Click the question to read the answer. Click again to close the section.
Mary Anna Randolph Custis Lee was the great-granddaughter of Martha and George Washington and the wife of Confederate General Robert E. Lee.
Mary Anna Randolph Custis Lee was born on 1 October 1808 at Arlington House, the mansion that her father had begun building in 1802 on lands that he inherited from his father in present-day Arlington County, Virginia.
Mary Anna Randolph Custis Lee’s father was George Washington Parke Custis, the grandson of Martha and George Washington, and Mary Lee “Molly” Fitzhugh (1788–1853). An infant when his father, John Parke Custis, died of campfever during the Yorktown Campaign, Custis was raised by the Washingtons at Mount Vernon.
Mary Anna Randolph Custis Lee was the third of her parents’ four children but the only one that survived infancy.
Mary Anna Randolph Custis Lee received a classical education from private tutors. She learned Latin, Greek, and French, enjoyed English literature, and kept abreast of changes in the country’s political climate through newspapers. After her father died she edited for publication a series of essays that he had written for the National Intelligencer that appeared in 1860 under the title Recollections and Private Memoirs of Washington by His Adopted Son, George Washington Parke Custis, with a Memoir of the Author by His Daughter. Mary also taught slave women to read and write and gave Bible lessons to black children.
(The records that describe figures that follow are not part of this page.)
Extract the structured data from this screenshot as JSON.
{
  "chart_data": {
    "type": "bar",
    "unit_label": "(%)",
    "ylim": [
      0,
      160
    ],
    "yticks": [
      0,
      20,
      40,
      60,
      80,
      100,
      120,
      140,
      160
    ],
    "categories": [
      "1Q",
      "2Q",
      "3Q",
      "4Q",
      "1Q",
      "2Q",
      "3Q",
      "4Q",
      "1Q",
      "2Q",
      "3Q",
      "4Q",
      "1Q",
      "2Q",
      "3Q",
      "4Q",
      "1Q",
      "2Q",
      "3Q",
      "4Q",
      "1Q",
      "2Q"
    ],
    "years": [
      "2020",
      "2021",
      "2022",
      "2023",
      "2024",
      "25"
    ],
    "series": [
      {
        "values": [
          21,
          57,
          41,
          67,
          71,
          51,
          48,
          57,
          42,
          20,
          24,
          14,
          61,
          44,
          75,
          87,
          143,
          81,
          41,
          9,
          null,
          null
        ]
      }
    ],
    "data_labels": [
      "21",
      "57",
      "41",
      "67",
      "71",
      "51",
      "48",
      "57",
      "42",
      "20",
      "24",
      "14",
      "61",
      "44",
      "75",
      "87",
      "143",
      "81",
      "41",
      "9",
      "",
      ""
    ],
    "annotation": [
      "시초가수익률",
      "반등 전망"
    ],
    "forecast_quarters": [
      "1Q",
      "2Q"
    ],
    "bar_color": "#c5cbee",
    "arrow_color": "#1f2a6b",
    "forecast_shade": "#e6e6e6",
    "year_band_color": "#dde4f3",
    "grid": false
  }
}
As a child, Mary Anna Randolph Custis Lee was called Molly, after her mother. As an adult she was usually known as Mary.
Yes, Mary Anna Randolph Custis Lee was, like her father, a painter. Self-taught, she especially liked to paint landscapes, and in later years, when handicapped by debilitating rheumatoid arthritis, she often color tinted portraits of the family. Mary also was adept at sewing and knitting handiwork.
Mary Anna Randolph Custis Lee
Click for larger view (opens new window)
Mary Anna Randolph Custis Lee was quite religious, as her mother was before her. She was a life-long Episcopalian, attending when at home Christ Church, Alexandria, and when away whatever local Episcopal church that was nearby. At Mary’s home family prayers were repeated every morning and evening, and she chronicled her spiritual life in a prayer journal that she wrote in regularly. Mary became even more reliant on her faith when she became deathly ill in the fall of 1830. After her marriage to Robert E. Lee in 1831 she sometimes instructed others in the gospel, including black children to whom she gave Bible lessons. In the years following the Civil War, when her husband served as president of Washington College in Lexington, Virginia, Mary Lee became actively involved in the local church.
Yes, Sam Houston (1793–1863), future president of Texas and later U.S. Senator, courted Mary Anna Randolph Custis while he was living in the Federal City as a member of Congress from Tennessee. At the time Mary was about 16 years old and Houston about 31.
Mary Anna Randolph Custis and Robert E. Lee wed on 30 June 1831 at Arlington House. The ceremony took place in the so-called Family Parlor, said to be the favorite room in the house and the site of several other weddings, which was adjacent to the dining room. The couple, who had known each other as children and began courting as early as 1824, became engaged in 1829 after Robert’s graduation from the U.S. Military Academy at West Point.
Robert E. and Mary Anna Randolph Custis Lee had seven children, six of whom were born at Arlington House. They included three boys and four girls.
Mary Anna Randolph Custis Lee and her family were forced to leave her life-long home, Arlington House, early in the Civil War. Fearing that the high buff on which the house was situated was a perfect place from which to stage a Confederate assault on the Federal City, Federal troopsoccupied the area after the Confederate victory of First Manassas. By then, Mary had overseen the packing and moving of the family heirlooms and other valuables to sites considered to be out of the reach of the Federal Army. (Later, in January 1864, the U.S. authorities illegally confiscated Arlington House for back taxes, and not until 1882 was it returned to the family.) Mary visited relatives and friends, but spent much of the war at a small house in Richmond, on East Leigh Street.
Yes, in June 1873, a few months before her death, Mary Anna Randolph Custis Lee made a brief visit to Arlington House, a final pilgrimage during which she was unable to leave her carriage. Some of her old servants came out to greet her while she gazed upon her “dear old home, so changed,” she wrote, “it seemed but as a dream of the past.“
As she grew older, Mary Anna Randolph Custis Lee developed rheumatoid arthritis, a crippling and painful disease that worsened with age. Despite constant medical attention and numerous visits to the Virginia springs in search of relief, she found little relief. Mary increasingly found it difficult to walk, and by the end of the first year of the Civil War she was confined to a wheelchair.
Mary Anna Randolph Custis Lee died on 5 November 1873 at her home at Washington and Lee University in Lexington, Virginia. She was 66 years old.
Mary Anna Randolph Custis Lee is buried along side her husband in the Lee Family crypt at the Lee Chapel at Washington and Lee University, in Lexington, Virginia.